Beberapa Saat Setelah Kita Menjalin Kisah
Aku berdiri, tak jauh
dari tempat pertama kita bertemu. Aku mengingat-ingat, apa yang
pernah dulu kita lakukan. Aku mengingat juga, topik bahasan apa
ketika aku pertama melihatmu hingga aku mengenalmu. Sebelum
mengenalmu, ini adalah tempat biasa bagi semua orang. Tempat ini
bukan tempat spesial. Tapi, di tempat ini aku melihatmu dan merasakan
getaran spesial dari matamu menusuk-nusuk hatiku. Di tempat ini aku
menemukan sebuah kilatan yang aku tak mau buru-buru mengatakan itu
adalah cinta. Di tempat ini, aku mulai merasakan indahnya lekuk
tubuhmu, serta senyumanmu dengan gigi berbehel panjang. Tapi, bagian
paling penting adalah, ketika aku mendengar suara indah yang keluar
dari bibir mungilmu.
Aku mengenalmu begitu
cepat. Seperti yang kau tahu, aku lelaki yang sangat bosan untuk
menunggu. Tak pernah aku berpikir panjang untuk urusan cinta dan
sayang. Singkat kata, aku segera mengejarmu. Sehari, dua hari hingga
seminggu aku mengejarmu. Saat itulah aku memutuskan untuk berhenti
mengejarmu. Aku merasa, sepertinya cintaku bertepuk sebelah tangan.

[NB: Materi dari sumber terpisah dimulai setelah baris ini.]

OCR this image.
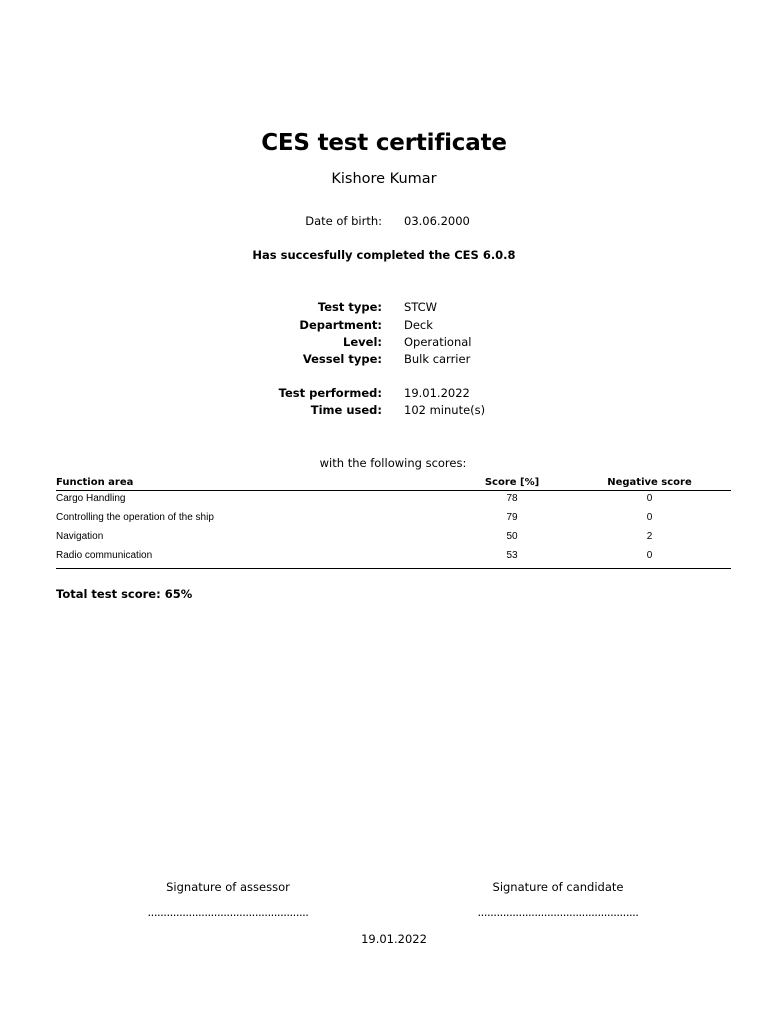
CES test certificate
Kishore Kumar
Date of birth: 03.06.2000
Has succesfully completed the CES 6.0.8
Test type: STCW
Department: Deck
Level: Operational
Vessel type: Bulk carrier
Test performed: 19.01.2022
Time used: 102 minute(s)
with the following scores:
Function area	Score [%]	Negative score
Cargo Handling	78	0
Controlling the operation of the ship	79	0
Navigation	50	2
Radio communication	53	0
Total test score: 65%
Signature of assessor	Signature of candidate
...................................................	...................................................
19.01.2022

Kamu tak pernah membalas kejaranku. Kamu tak pernah membalas
tulisanku dalam layar singkat yang sering aku kirimkan kepadamu. Tak
pernah!!
Tapi, dua minggu setelah
itu ternyata perasaanku salah. Aku salah menilaimu. Dua minggu
penantianku, berganti kamulah yang mengejarku. Maaf, lebih tepatnya
kamu membalas pengejaranku. Kamu mulai menulis selarik kata dalam
layar singkat yang selalu aku tunggu. Percakapan-percakapan singkat
antara kita mulai terjadi dan intens.
Singkat kata, akhirnya raga bertemu raga, kita bertemu dalam tempat
dan waktu secara spontan. Hingga akhirnya menjalin kisah. Kisah nyata
antara aku dan kamu, menjadi kita yang satu.
Waktu
pun bergulir. Naluriku mulai mencoba menyamakan dengan nalurimu. Kita
sangat berbeda, hingga terkadang menyamakan naluri itu aku mengalami
kesulitan. Namun, aku tak pernah berhenti untuk mencoba. Bukankah
cinta akan selalu menyamakan semua hal?
Hingga
saat ini, aku merasakan perbedaan itu. Kamu yang pendiam jarang
mengucapkan kata “sayang” padaku. Kamu lebih sering bercerita
tentang kesulitanmu menjalani hidup. Kamu lebih sering bercerita
permasalahanmu daripada permasalahanku. Sepertinya aku hanya menjadi
teman curhatmu
daripada menjadi kekasihku.
Aku
mendekat dan duduk kembali di tempat pertama kita bertemu. Aku
pejamkan mata, mengingat-ingat tentang aku, kamu dan kita yang dulu.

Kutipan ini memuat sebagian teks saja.